W Izraelu Jacek rozpoczął również pracę z osobami chorymi na autyzm.

- Pieniędzy nigdy nie za dużo, a pracę i ludzi bardzo polubiłem. Pracowałem z nimi 6 lat. Dostałem nagrodę dla najlepszego pracownika, którą wręczyła mi żona premiera Yitzhaka Rabina, Lea. W nagrodę wysłali mnie nawet na tygodniowe wakacje do Turcji. Jak dla mnie, to nie zrobiłem nic wielkiego, nie czułem, że zasługuję na takie wyróżnienie - mówi skromnie.

Rozstanie z autystami było ciężkie, bo zajęcia muzykoterapii i gry na organach zbliżyły ich do siebie.

- To byli ludzie w moim wielu, może trochę młodsi. Traktowaliśmy się jak rodzeństwo, a ta przyjaźń przetrwała szesnaście lat, bo kiedy dwa lata temu znów wróciłem do Izraela i poszedłem im powiedzieć "shalom", to wszyscy mnie pamiętali. Pani dyrektor od razu zaproponowała mi pracę i na drugi dzień czekał tam na mnie kontrakt - mówi.

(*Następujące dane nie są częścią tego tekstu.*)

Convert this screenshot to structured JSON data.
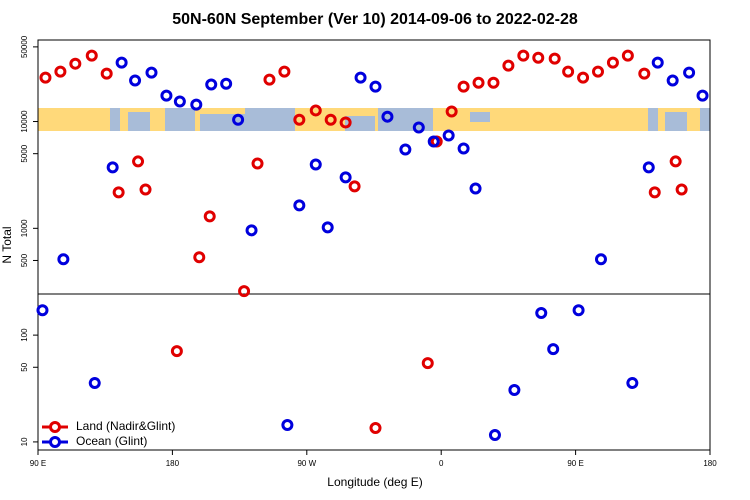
{
  "chart_data": {
    "type": "scatter",
    "title": "50N-60N September (Ver 10)   2014-09-06 to 2022-02-28",
    "x_label": "Longitude (deg E)",
    "y_label": "N Total",
    "xlim": [
      90,
      540
    ],
    "ylim": [
      8.4,
      58000
    ],
    "ylog": true,
    "xticks": [
      {
        "value": 90,
        "label": "90 E"
      },
      180,
      {
        "value": 270,
        "label": "90 W"
      },
      {
        "value": 360,
        "label": "0"
      },
      {
        "value": 450,
        "label": "90 E"
      },
      {
        "value": 540,
        "label": "180"
      }
    ],
    "yticks": [
      10,
      50,
      100,
      500,
      1000,
      5000,
      10000,
      50000
    ],
    "legend": "bottom-left",
    "series": [
      {
        "name": "Land (Nadir&Glint)",
        "color": "#e00000",
        "x": [
          95,
          105,
          115,
          126,
          136,
          144,
          157,
          162,
          183,
          198,
          205,
          228,
          237,
          245,
          255,
          265,
          276,
          286,
          296,
          302,
          316,
          351,
          357,
          367,
          375,
          385,
          395,
          405,
          415,
          425,
          436,
          445,
          455,
          465,
          475,
          485,
          496,
          503,
          517,
          521
        ],
        "values": [
          25800,
          29300,
          34800,
          41400,
          28100,
          2170,
          4230,
          2310,
          70.8,
          536,
          1295,
          258,
          4050,
          24700,
          29300,
          10400,
          12700,
          10400,
          9790,
          2470,
          13.5,
          54.7,
          6500,
          12400,
          21200,
          23100,
          23100,
          33400,
          41400,
          39600,
          38800,
          29300,
          25800,
          29300,
          35600,
          41400,
          28100,
          2170,
          4230,
          2310
        ]
      },
      {
        "name": "Ocean (Glint)",
        "color": "#0000dd",
        "x": [
          93,
          107,
          128,
          140,
          146,
          155,
          166,
          176,
          185,
          196,
          206,
          216,
          224,
          233,
          257,
          265,
          276,
          284,
          296,
          306,
          316,
          324,
          336,
          345,
          355,
          365,
          375,
          383,
          396,
          409,
          427,
          435,
          452,
          467,
          488,
          499,
          505,
          515,
          526,
          535
        ],
        "values": [
          171,
          513,
          35.6,
          3720,
          35600,
          24200,
          28700,
          17500,
          15400,
          14400,
          22200,
          22600,
          10400,
          958,
          14.4,
          1640,
          3960,
          1020,
          3000,
          25800,
          21200,
          11100,
          5470,
          8790,
          6500,
          7400,
          5590,
          2360,
          11.6,
          30.6,
          161,
          74,
          171,
          513,
          35.6,
          3720,
          35600,
          24200,
          28700,
          17500
        ]
      }
    ]
  }
}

Co jadł Chopin na śniadanie?

Jacek Pałys z żoną Kaśką, byli współorganizatorami koncertów "Help Maciek". Przyjaciele zebrali się razem, by wspomóc chorego na szpiczaka mnogiego gitarzystę zespołu Aurora Maćka Miernika. Koncerty odbyły się w Rzeszowie i Warszawie. Już wkrótce ukarze się płyta, długo oczekiwany album z zapisem rzeszowskiego koncertu "Pod Palmą".

Niestety klawiszowiec do tej pory tego nie wie, a przez to pytanie oblał egzamin w szkole muzycznej w Rzeszowie.

- O to, trzeba by spytać ówczesnego dyrektora - śmieje się. - Wszystko zdałem, ale ten egzamin u niego zawaliłem. Z resztą nie tylko ja.

Pałys wspomina, że dyrektor strasznie nie znosił rockendrolowców i chałturników, którzy wtedy dorabiali sobie grając na przykład na weselach. Gnębił ich okrutnie, a wtedy chałturzyli prawie wszyscy i ci z bogatych i ci z biednych rodzin, ale jak ktoś przyjeżdżał z takiej imprezy o 4 rano, to pierwsze lekcje w szkole przesypiał na ławce.

- Pewnego pięknego wieczora wpadliśmy na środowy Wieczór Retro do restauracji Bohema. Były akurat imieniny klawiszowca z RSC. Spotkali się tam wszyscy muzycy rockowi z RSC i Noah-Noah. Po 21. konferansjer zapowiedział, że wieczór umili nam zespół retro. Najpierw na scenie pojawiła się bardzo elegancko ubrana pani, a za nią wyszedł pan z muchą i akordeonem. Okazało się, że to nasz dyrektor, który tak wspaniale tępił wszystkich chałturników. Przygrywał jej na akordeonie, a ona śpiewała "Pierwszy siwy włos na twojej skroni..." Dużo nam nie trzeba było. W pewnym momencie jeden z nas nie wytrzymał i stóweczkę Waryńskiego mu leciutko na czoło przyklepał i powiedział - Graj poleczkę - wspomina ze śmiechem. - Na drugi dzień w szkole mieliśmy ciężkie chwile dla wszystkich i duże problemy.

Do Empiku z kartą wstępu

Po imprezie w Bohemie Pałys miał zostać ze szkoły relegowany. Powodem podobno było to, że "skakał pijany po stołach w Empiku i zdemolował pół sali".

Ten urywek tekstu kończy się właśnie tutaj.